Hildesheimer Allgemeine Zeitung

Giesener Politik diskutiert wieder über Kali-Thema

Veröffentlicht von Sebastian Knoppik am 06.12.2018.

Giesen - Eigentlich ist durch die Weisung von Minister Olaf Lies (SPD) die Genehmigung für das Giesener Kali-Bergwerk in trockenen Tüchern. Demnächst wird mit dem Planfeststellungsbeschluss des Landesamts für Bergbau, Energie und Geologie gerechnet. Eigentlich. Denn jetzt wird in der Giesener Kommunalpolitik laut darüber nachgedacht, das Verfahren noch einmal zu stoppen – und so möglicherweise auch den zweiten Kaliberg doch noch zu verhindern.

Der Hebel, mit dem der Giesener Gemeinderat nun noch in das Verfahren eingreifen kann, liegt in einer Genehmigung, die das Gremium bereits vor drei Jahren erteilt hat. Es geht dabei um die „Übertragung der Pflicht zur Beseitigung der Salzabwässer“, die K+S als künftiger Betreiber des Bergwerks beantragt hatte. Normalerweise ist die Gemeinde zur Entsorgung der Abwasser selbst verpflichtet. Sie kann dies aber – wie in diesem Fall geschehen – auf Antrag an jemand anderen übertragen.

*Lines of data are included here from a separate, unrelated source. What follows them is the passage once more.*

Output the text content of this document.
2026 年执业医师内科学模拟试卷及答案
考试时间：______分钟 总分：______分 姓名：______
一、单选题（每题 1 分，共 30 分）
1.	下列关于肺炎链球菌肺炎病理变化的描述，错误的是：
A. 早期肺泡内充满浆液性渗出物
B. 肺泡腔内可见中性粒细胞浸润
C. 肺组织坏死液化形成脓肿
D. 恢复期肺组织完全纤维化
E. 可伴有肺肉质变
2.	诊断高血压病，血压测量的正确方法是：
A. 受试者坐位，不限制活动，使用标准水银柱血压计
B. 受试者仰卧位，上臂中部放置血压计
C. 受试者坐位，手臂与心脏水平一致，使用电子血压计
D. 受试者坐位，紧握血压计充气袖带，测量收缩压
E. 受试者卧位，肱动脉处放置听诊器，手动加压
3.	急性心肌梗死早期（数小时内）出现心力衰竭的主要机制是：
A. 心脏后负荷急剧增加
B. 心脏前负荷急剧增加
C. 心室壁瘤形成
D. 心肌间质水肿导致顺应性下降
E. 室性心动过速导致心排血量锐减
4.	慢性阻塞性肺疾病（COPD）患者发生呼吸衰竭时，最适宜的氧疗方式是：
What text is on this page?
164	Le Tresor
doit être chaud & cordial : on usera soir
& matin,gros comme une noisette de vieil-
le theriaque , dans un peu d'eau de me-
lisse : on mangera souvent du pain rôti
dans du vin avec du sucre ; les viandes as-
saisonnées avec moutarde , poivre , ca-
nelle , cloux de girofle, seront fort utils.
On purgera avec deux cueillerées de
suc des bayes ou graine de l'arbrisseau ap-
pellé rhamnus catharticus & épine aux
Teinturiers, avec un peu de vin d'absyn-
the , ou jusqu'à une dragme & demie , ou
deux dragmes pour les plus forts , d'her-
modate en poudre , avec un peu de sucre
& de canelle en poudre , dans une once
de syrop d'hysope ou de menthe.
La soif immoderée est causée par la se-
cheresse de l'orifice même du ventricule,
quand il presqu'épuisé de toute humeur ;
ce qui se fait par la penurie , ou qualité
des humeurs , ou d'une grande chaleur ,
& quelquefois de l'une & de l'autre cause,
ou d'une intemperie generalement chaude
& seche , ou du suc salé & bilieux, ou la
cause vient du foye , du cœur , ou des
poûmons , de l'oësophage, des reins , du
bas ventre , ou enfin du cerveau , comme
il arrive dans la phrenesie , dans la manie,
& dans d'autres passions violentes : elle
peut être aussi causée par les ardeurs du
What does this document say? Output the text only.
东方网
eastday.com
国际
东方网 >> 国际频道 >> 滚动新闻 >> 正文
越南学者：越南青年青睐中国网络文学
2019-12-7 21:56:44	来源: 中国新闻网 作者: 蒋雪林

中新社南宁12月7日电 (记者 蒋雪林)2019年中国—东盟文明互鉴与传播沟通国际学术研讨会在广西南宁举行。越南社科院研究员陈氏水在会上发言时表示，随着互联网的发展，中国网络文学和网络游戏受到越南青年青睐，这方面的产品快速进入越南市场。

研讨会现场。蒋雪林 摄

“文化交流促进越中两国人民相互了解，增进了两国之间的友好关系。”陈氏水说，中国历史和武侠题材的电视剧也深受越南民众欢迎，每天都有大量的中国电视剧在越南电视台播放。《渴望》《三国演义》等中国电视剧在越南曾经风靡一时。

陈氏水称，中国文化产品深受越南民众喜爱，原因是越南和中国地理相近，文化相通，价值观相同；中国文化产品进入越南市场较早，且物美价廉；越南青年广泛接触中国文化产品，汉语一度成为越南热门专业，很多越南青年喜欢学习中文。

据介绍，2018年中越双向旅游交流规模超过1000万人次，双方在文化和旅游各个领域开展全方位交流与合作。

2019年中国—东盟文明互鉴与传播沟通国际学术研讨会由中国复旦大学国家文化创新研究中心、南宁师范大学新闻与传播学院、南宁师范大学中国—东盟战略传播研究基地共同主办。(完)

Würde der Gemeinderat diese Übertragung nun zurücknehmen, wäre die Abwasserbeseitigung nicht geklärt und dann könnte K+S so schnell auch keine Erlaubnis für die Einleitung von Abwasser in die Innerste bekommen. Das wurde bei einer Informationsveranstaltung der CDU in der vergangenen Woche in Giesen diskutiert. Diese Erlaubnis, die Minister Lies per Weisung erzwungen hatte, ist aber Voraussetzung für den Planfeststellungsbeschluss.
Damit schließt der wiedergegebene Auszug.